Late harvest wines are probably the easiest to understand. Grapes are picked so late that the sugars build up and residual sugar remains after the fermentation process. Ice wine, a style founded in Germany and there referred to as eiswein, is an extreme late harvest wine, produced from grapes frozen on the vine, and pressed while still frozen, resulting in a higher concentration of sugar. It is becoming a specialty of Canada as well, where it takes on the English name of ice wine.
Vin Santo, literally “holy wine,” is a Tuscan sweet wine made from drying the local white grapes Trebbiano Toscano and Malvasia in the winery and not pressing until somewhere between November and March.
Rutherglen is an historic wine region in northeast Victoria, Australia, famous for its fortified Topaque and Muscat with complex tawny characteristics.
Best known for lusciously sweet dessert wines but also home to distinctive dry whites and reds, Hungary is an exciting country at the crossroads of tradition and innovation. Mostly flat with a continental climate, Hungary is almost perfectly bisected by the Danube River (known here as the Duna), and contains central Europe’s largest lake, Balaton. Soil types vary throughout the country but some of the best vines, particularly in Tokaj, are planted on mineral-rich, volcanic soil.

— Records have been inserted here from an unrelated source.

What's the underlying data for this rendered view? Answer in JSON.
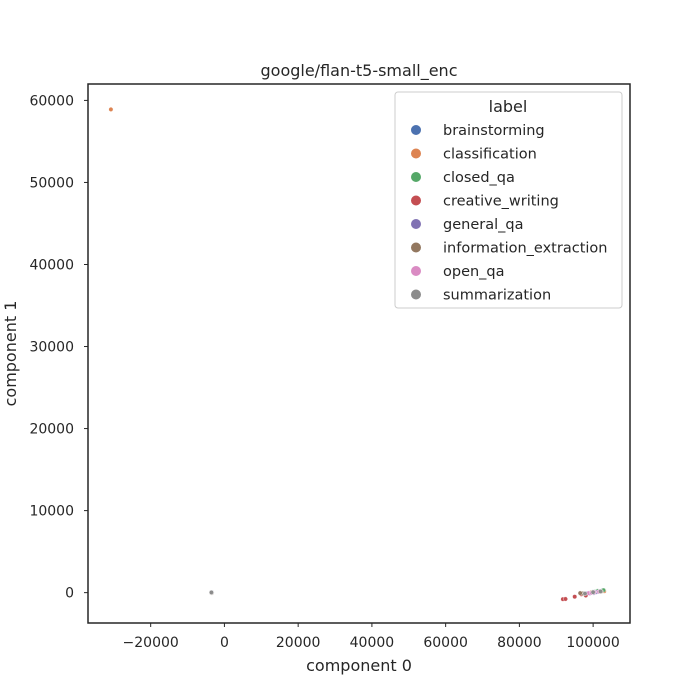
{
  "chart_data": {
    "type": "scatter",
    "title": "google/flan-t5-small_enc",
    "xlabel": "component 0",
    "ylabel": "component 1",
    "xlim": [
      -37000,
      110000
    ],
    "ylim": [
      -3700,
      62000
    ],
    "xticks": [
      -20000,
      0,
      20000,
      40000,
      60000,
      80000,
      100000
    ],
    "xtick_labels": [
      "−20000",
      "0",
      "20000",
      "40000",
      "60000",
      "80000",
      "100000"
    ],
    "yticks": [
      0,
      10000,
      20000,
      30000,
      40000,
      50000,
      60000
    ],
    "ytick_labels": [
      "0",
      "10000",
      "20000",
      "30000",
      "40000",
      "50000",
      "60000"
    ],
    "grid": false,
    "legend": {
      "title": "label",
      "placement": "top-right"
    },
    "series": [
      {
        "name": "brainstorming",
        "color": "#4c72b0",
        "points": [
          [
            -3500,
            0
          ],
          [
            -3400,
            30
          ],
          [
            101500,
            150
          ],
          [
            102500,
            250
          ],
          [
            100000,
            80
          ],
          [
            98500,
            -80
          ]
        ]
      },
      {
        "name": "classification",
        "color": "#dd8452",
        "points": [
          [
            -30800,
            58900
          ],
          [
            -3450,
            -60
          ],
          [
            103000,
            180
          ],
          [
            102000,
            100
          ],
          [
            97500,
            -150
          ],
          [
            99500,
            40
          ]
        ]
      },
      {
        "name": "closed_qa",
        "color": "#55a868",
        "points": [
          [
            -3480,
            20
          ],
          [
            102800,
            300
          ],
          [
            101200,
            200
          ],
          [
            100500,
            120
          ]
        ]
      },
      {
        "name": "creative_writing",
        "color": "#c44e52",
        "points": [
          [
            -3520,
            -20
          ],
          [
            91800,
            -800
          ],
          [
            92500,
            -780
          ],
          [
            95000,
            -500
          ],
          [
            96800,
            -200
          ],
          [
            98000,
            -350
          ]
        ]
      },
      {
        "name": "general_qa",
        "color": "#8172b3",
        "points": [
          [
            -3500,
            40
          ],
          [
            99000,
            -100
          ],
          [
            100800,
            60
          ],
          [
            101800,
            180
          ],
          [
            100200,
            -40
          ]
        ]
      },
      {
        "name": "information_extraction",
        "color": "#937860",
        "points": [
          [
            -3460,
            -30
          ],
          [
            97200,
            -100
          ],
          [
            96500,
            -50
          ],
          [
            102200,
            140
          ]
        ]
      },
      {
        "name": "open_qa",
        "color": "#da8bc3",
        "points": [
          [
            -3490,
            10
          ],
          [
            98800,
            -60
          ],
          [
            100300,
            50
          ],
          [
            101600,
            110
          ],
          [
            99600,
            -20
          ]
        ]
      },
      {
        "name": "summarization",
        "color": "#8c8c8c",
        "points": [
          [
            -3500,
            0
          ],
          [
            -3480,
            -20
          ],
          [
            -3520,
            30
          ],
          [
            100000,
            50
          ],
          [
            102000,
            150
          ],
          [
            97800,
            -120
          ]
        ]
      }
    ]
  }
}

Tokaj, Hungary’s most famous wine region, is home to the venerated botrytized sweet wine, Tokaji, produced from a blend of Furmint and Hárslevelű. Dry and semi-dry wines are also made in Tokaj, using the same varieties. Other native white varieties include the relatively aromatic and floral, Irsai Olivér, Cserszegi Fűszeres and Királyleányka, as well as the distinctively smoky and savory, Juhfark. Common red varieties include velvety, Pinot Noir-like Kadarka and juicy, easy-drinking Kékfrankos (known elsewhere as Blaufränkisch).